Congo-Brazzaville’s 82-year-old President Denis Sassou Nguesso has signaled plans to prepare the country’s younger generation of leaders as he campaigns for re-election in the March 15 presidential poll.

In an interview in the southern city of Dolisie, Sassou Nguesso emphasized that the current leadership is laying the foundation for a smooth transition to younger leaders in the future.

“We want young people to understand that all the work we are doing is also to prepare the conditions for their arrival, because we will not remain in power forever and their turn will come,” he said. “They need to train themselves, they need to learn to work hard.”

Having ruled the oil-rich Central African nation for more than four decades in total, Sassou Nguesso faces six other candidates in a race where the fragmented opposition is widely seen as unlikely to secure victory.

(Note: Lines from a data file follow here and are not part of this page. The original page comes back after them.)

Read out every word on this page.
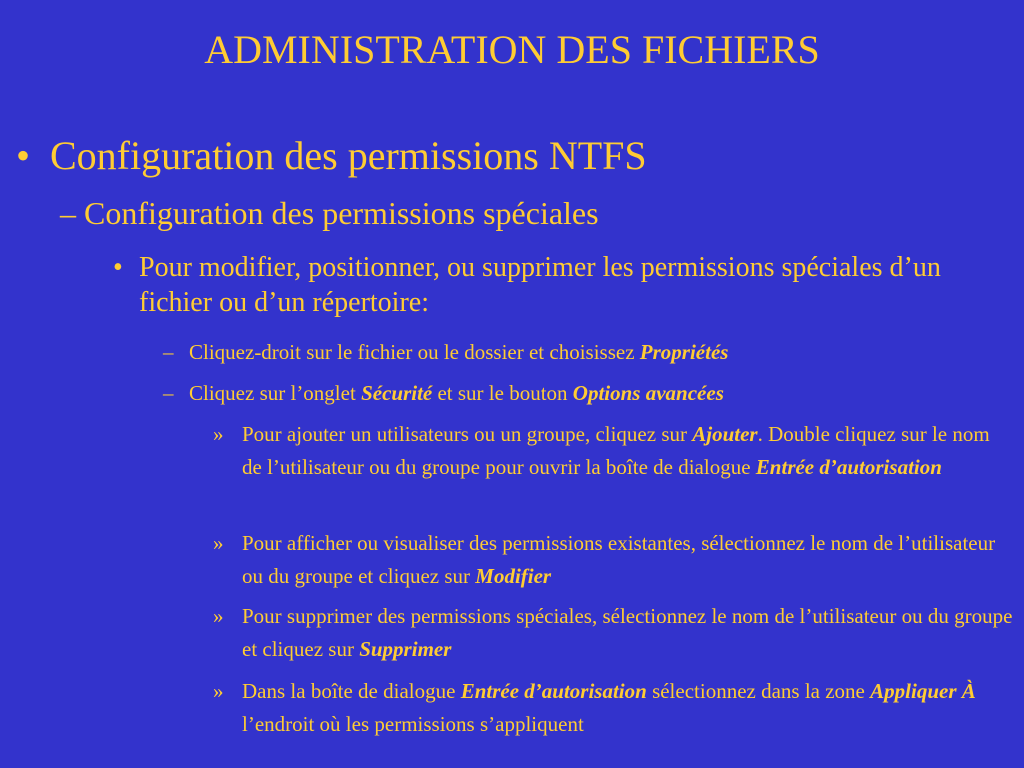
ADMINISTRATION DES FICHIERS
• Configuration des permissions NTFS
– Configuration des permissions spéciales
• Pour modifier, positionner, ou supprimer les permissions spéciales d’un fichier ou d’un répertoire:
– Cliquez-droit sur le fichier ou le dossier et choisissez Propriétés
– Cliquez sur l’onglet Sécurité et sur le bouton Options avancées
» Pour ajouter un utilisateurs ou un groupe, cliquez sur Ajouter. Double cliquez sur le nom de l’utilisateur ou du groupe pour ouvrir la boîte de dialogue Entrée d’autorisation
» Pour afficher ou visualiser des permissions existantes, sélectionnez le nom de l’utilisateur ou du groupe et cliquez sur Modifier
» Pour supprimer des permissions spéciales, sélectionnez le nom de l’utilisateur ou du groupe et cliquez sur Supprimer
» Dans la boîte de dialogue Entrée d’autorisation sélectionnez dans la zone Appliquer À l’endroit où les permissions s’appliquent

Responding to criticism over persistent poverty, the president rejected claims that the country’s natural resource wealth has been squandered. “We cannot say that people are below the poverty line while resources are abundant and have been squandered. No. Or even wasted. No,” he said. “They have been used to bring the country to its current level one it did not have at all when our country gained independence.”

Nearly half of Congo-Brazzaville’s six million citizens live below the poverty line despite significant oil revenues.

Sassou Nguesso also addressed the status of two former presidential candidates, General Jean-Marie Michel Mokoko and André Okombi Salissa, who remain in detention following convictions for undermining national security. “They are not going to die in prison. One day we will release them,” he said, while rejecting the notion that they are political opponents.

If re-elected, Sassou Nguesso has indicated this would be his final five-year term under the constitution. He declined to name a successor, emphasizing that preparations for the country’s future are being handled “in a broad and holistic way.”